A man ran into a friend on the street one day and asked his friend if he was still in the junk business. His friend smiled and said, “No, I’m an antique dealer.” His friend asked, “How did you get into that line of work?” “Oh, it was easy. I just changed the sign on my store from junk to antiques.”

Take a look at today’s job market and you’ll see that how you are perceived has a lot to do with your marketability and perceived value. Packaging is important! Go to a grocery store and notice that most people will not buy a can of corn that is dented even though the contents are fine. Perception is reality.

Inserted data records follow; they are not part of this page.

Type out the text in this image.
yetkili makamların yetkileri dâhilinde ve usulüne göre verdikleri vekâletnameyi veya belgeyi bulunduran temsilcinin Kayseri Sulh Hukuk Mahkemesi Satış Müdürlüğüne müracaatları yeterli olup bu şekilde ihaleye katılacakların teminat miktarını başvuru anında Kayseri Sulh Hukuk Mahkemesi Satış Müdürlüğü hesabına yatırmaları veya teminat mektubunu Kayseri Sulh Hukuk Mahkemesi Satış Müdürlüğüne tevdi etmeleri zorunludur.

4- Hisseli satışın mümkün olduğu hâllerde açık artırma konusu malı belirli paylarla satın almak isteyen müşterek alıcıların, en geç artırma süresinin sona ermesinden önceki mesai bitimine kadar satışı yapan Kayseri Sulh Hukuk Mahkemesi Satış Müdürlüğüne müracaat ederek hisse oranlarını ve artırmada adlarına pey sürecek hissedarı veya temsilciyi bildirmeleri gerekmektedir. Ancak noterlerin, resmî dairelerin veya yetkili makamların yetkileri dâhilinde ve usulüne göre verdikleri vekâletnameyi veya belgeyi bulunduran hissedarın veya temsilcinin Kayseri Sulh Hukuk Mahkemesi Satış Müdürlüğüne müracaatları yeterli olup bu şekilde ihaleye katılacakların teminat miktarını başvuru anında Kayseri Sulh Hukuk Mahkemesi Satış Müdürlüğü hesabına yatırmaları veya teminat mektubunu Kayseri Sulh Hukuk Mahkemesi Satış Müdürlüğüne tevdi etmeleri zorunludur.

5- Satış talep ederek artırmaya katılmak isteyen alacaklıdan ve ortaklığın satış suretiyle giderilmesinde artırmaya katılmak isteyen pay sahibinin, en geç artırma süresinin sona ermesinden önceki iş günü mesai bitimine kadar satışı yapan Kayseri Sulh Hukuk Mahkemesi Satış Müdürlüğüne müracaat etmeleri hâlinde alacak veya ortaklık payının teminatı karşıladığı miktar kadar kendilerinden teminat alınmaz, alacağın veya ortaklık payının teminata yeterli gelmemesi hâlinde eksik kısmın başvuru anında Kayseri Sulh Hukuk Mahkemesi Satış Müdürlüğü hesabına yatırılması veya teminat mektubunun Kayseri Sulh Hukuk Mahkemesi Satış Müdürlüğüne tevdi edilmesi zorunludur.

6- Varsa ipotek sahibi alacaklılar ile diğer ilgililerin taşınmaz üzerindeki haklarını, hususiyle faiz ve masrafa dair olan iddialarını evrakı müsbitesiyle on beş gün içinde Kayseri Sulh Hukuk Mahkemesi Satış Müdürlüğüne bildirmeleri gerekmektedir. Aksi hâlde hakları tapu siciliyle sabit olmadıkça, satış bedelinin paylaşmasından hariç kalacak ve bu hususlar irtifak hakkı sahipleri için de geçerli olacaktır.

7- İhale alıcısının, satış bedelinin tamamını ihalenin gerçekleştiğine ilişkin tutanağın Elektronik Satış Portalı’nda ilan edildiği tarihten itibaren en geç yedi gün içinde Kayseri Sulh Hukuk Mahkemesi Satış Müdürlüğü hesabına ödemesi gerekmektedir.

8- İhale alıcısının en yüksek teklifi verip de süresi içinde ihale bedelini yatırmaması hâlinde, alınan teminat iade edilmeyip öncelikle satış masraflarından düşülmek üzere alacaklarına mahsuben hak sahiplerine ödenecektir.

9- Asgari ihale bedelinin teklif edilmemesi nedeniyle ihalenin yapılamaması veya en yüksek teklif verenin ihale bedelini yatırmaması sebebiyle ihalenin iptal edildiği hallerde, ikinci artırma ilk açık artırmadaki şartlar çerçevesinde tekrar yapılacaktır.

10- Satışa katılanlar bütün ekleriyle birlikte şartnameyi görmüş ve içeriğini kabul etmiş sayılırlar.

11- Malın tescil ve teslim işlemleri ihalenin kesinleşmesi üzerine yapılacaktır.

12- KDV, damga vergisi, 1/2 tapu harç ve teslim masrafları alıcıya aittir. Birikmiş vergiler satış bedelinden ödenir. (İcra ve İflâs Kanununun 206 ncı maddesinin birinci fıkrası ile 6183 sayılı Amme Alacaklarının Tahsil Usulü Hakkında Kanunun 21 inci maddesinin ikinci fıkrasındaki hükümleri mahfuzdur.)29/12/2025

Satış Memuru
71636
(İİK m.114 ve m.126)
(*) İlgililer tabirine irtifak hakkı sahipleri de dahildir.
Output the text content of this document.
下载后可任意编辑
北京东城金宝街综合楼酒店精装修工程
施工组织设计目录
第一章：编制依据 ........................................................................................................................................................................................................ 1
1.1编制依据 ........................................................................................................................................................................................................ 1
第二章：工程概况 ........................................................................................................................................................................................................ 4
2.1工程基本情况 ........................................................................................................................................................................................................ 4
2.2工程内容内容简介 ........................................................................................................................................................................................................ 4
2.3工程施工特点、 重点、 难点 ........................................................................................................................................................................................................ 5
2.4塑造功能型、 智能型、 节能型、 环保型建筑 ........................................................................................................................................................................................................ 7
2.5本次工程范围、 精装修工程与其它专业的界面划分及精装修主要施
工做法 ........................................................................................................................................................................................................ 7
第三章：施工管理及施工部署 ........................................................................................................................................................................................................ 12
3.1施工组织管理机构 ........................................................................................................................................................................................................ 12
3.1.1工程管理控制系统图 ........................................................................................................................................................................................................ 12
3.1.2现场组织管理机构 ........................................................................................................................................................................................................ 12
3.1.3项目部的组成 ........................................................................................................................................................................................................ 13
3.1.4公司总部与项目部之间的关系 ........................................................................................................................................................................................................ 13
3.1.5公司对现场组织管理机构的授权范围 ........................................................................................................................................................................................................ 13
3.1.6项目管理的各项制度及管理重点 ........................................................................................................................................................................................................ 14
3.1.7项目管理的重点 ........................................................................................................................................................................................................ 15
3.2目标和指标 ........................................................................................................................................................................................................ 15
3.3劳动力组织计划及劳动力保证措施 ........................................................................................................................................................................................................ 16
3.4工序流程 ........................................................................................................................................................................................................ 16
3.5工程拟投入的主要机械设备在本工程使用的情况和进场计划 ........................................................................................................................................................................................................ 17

Consider this true story: A violin player played in a Washington, DC metro station for 45 minutes. During that time, 2000 people walked through the station, most of them on their way to work. After 3 minutes a middle aged man noticed there was a musician playing. He slowed his pace and stopped for a few seconds and then hurried to meet his schedule. Four minutes later, the violinist received his first dollar. A woman threw the money in his tip hat and continued to walk.  Within 10 minutes, a 3-year old boy stopped, but his mother encouraged him to keep walking. The child stopped to look at the violinist again, but the mother pushed hard and the child continued to walk, turning his head toward the performer. Only 6 people stopped and listened for a short while. About 20 gave money but continued to walk by.  The man collected $32. After he finished playing, no one applauded. No one knew this, but the violinist was Joshua Bell, a world famous musician. He played one of the most intricate pieces ever written on a violin worth $3.5 million dollars. Two days before, Joshua Bell sold out a theater in Boston where the seats averaged $100.

To become remarkable AND marketable, you need to portray yourself on-line and off-line as exceptional among your professional peers. Your LinkedIn profile, your resume, the books you read, your Twitter contacts, events you attend, where you market your talent and your social network are all clues to others about who you are and either identify you as ordinary or EXTRAORDINARY.

Today, more than ever, you need to curate a digital and in-person persona that radiates your talent and identifies you as a valuable resource within your area of expertise.

Take a moment and look in the mirror. What do you see? Adlerian psychology reminds us that all behavior is purposeful. What you invest your time and effort in will ultimately determine your career success and define who you are to others.

You will become the person you think you are. How you perceive yourself and how others perceive you are the secret ingredients to becoming REMARKABLE.

Perhaps having a clear picture of what you want to be is the secret to becoming what you were meant to be.